Kegiatan ini dilanjutkan dengan proses wawancara kelompok tani yang dilaksanakan dengan tujuan mengetahui kondisi lahan, proses budidaya, kondisi petani, hingga proses pemasaran. Mahasiswa juga diajak petani untuk melihat lahan cabai dan diceritakan mengenai proses budidaya serta teknologi yang digunakan.

“Dulu lahan di sini isinya pasir semua, banyak yang mengira tidak bisa ditanami. Setelah petani membuat sumber pengairan dan terus belajar mengelola lahan, sekarang cabai bisa tumbuh dengan baik dan menjadi sumber penghasilan masyarakat,” ujar Khoirul anggota Kelompok Tani Gisik Pranaji.

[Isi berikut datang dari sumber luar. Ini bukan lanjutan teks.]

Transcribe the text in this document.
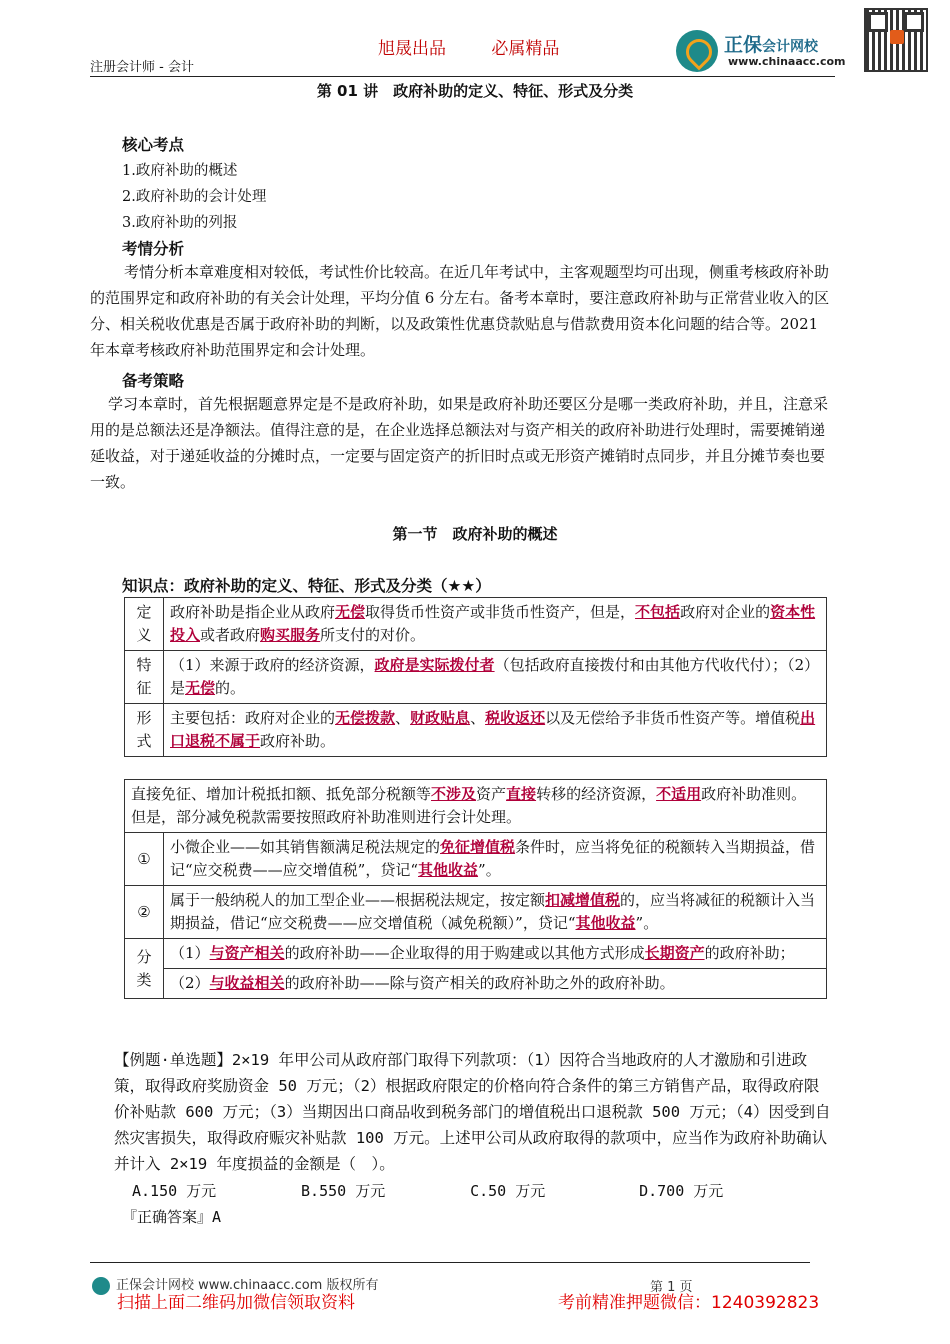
旭晟出品	必属精品
注册会计师 - 会计
正保会计网校
www.chinaacc.com
第 01 讲　政府补助的定义、特征、形式及分类
核心考点
1.政府补助的概述
2.政府补助的会计处理
3.政府补助的列报
考情分析
考情分析本章难度相对较低，考试性价比较高。在近几年考试中，主客观题型均可出现，侧重考核政府补助的范围界定和政府补助的有关会计处理，平均分值 6 分左右。备考本章时，要注意政府补助与正常营业收入的区分、相关税收优惠是否属于政府补助的判断，以及政策性优惠贷款贴息与借款费用资本化问题的结合等。2021 年本章考核政府补助范围界定和会计处理。
备考策略
学习本章时，首先根据题意界定是不是政府补助，如果是政府补助还要区分是哪一类政府补助，并且，注意采用的是总额法还是净额法。值得注意的是，在企业选择总额法对与资产相关的政府补助进行处理时，需要摊销递延收益，对于递延收益的分摊时点，一定要与固定资产的折旧时点或无形资产摊销时点同步，并且分摊节奏也要一致。
第一节　政府补助的概述
知识点：政府补助的定义、特征、形式及分类（★★）
定
义	政府补助是指企业从政府无偿取得货币性资产或非货币性资产，但是，不包括政府对企业的资本性投入或者政府购买服务所支付的对价。
特
征	（1）来源于政府的经济资源，政府是实际拨付者（包括政府直接拨付和由其他方代收代付）；（2）是无偿的。
形
式	主要包括：政府对企业的无偿拨款、财政贴息、税收返还以及无偿给予非货币性资产等。增值税出口退税不属于政府补助。
直接免征、增加计税抵扣额、抵免部分税额等不涉及资产直接转移的经济资源，不适用政府补助准则。但是，部分减免税款需要按照政府补助准则进行会计处理。	
①	小微企业——如其销售额满足税法规定的免征增值税条件时，应当将免征的税额转入当期损益，借记“应交税费——应交增值税”，贷记“其他收益”。
②	属于一般纳税人的加工型企业——根据税法规定，按定额扣减增值税的，应当将减征的税额计入当期损益，借记“应交税费——应交增值税（减免税额）”，贷记“其他收益”。
分
类	（1）与资产相关的政府补助——企业取得的用于购建或以其他方式形成长期资产的政府补助；
	（2）与收益相关的政府补助——除与资产相关的政府补助之外的政府补助。
【例题·单选题】2×19 年甲公司从政府部门取得下列款项：（1）因符合当地政府的人才激励和引进政策，取得政府奖励资金 50 万元；（2）根据政府限定的价格向符合条件的第三方销售产品，取得政府限价补贴款 600 万元；（3）当期因出口商品收到税务部门的增值税出口退税款 500 万元；（4）因受到自然灾害损失，取得政府赈灾补贴款 100 万元。上述甲公司从政府取得的款项中，应当作为政府补助确认并计入 2×19 年度损益的金额是（　）。
A.150 万元	B.550 万元	C.50 万元	D.700 万元
『正确答案』A
正保会计网校 www.chinaacc.com 版权所有	第 1 页
扫描上面二维码加微信领取资料	考前精准押题微信：1240392823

Kegiatan selanjutnya yaitu melakukan kunjungan pada proses pelelangan cabai oleh Kelompok Tani Maju Manunggal di Pedukuhan Gupit, Desa Karangsewu, Kecamatan Galur, Kabupaten Kulonprogo. Petani menjelaskan terkait proses pelelangan cabai dilakukan mulai dari penawaran, harga yang terbentuk, hingga cabai tersebut sampai ke pembeli.

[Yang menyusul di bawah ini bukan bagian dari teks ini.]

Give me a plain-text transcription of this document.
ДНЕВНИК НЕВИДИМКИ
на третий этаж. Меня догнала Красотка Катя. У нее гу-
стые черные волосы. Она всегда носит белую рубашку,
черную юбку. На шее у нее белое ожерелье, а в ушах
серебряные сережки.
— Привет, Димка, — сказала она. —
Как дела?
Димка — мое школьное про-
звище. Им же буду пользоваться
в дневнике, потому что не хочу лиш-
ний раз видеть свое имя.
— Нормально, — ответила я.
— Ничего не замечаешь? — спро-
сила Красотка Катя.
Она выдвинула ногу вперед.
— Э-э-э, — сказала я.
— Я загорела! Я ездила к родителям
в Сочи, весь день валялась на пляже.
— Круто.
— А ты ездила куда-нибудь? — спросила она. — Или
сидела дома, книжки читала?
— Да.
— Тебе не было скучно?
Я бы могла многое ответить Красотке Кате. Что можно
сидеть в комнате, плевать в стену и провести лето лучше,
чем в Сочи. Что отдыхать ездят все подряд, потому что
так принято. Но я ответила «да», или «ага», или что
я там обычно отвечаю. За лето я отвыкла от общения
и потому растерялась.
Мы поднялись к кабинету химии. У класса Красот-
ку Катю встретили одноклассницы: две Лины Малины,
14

“Pelelangan ini membantu petani karena hasil panen bisa langsung ditawarkan ke beberapa pembeli. Jadi harga yang didapat lebih terbuka dan petani tidak bergantung pada satu tengkulak saja.” ujar Pak Sukarman Ketua Kelompok Tani Gisik Pranaji.

Kunjungan ini diharapkan memberi pengalaman nyata bagi mahasiswa terkait kondisi pertanian pada komoditas cabai khususnya di lahan pesisir pantai, mulai dari budidaya hingga proses pemasaran melalui pelelangan. Mahasiswa juga diharapkan dapat mengembangkan kemampuan komunikasi terhadap petani melalui wawancara. Selain itu, mahasiwa diharapkan menambah wawasan mengenai kondisi lahan maupun kondisi petani yang dihadapi oleh petani cabai, terutama dalam budidaya hingga pasca panen.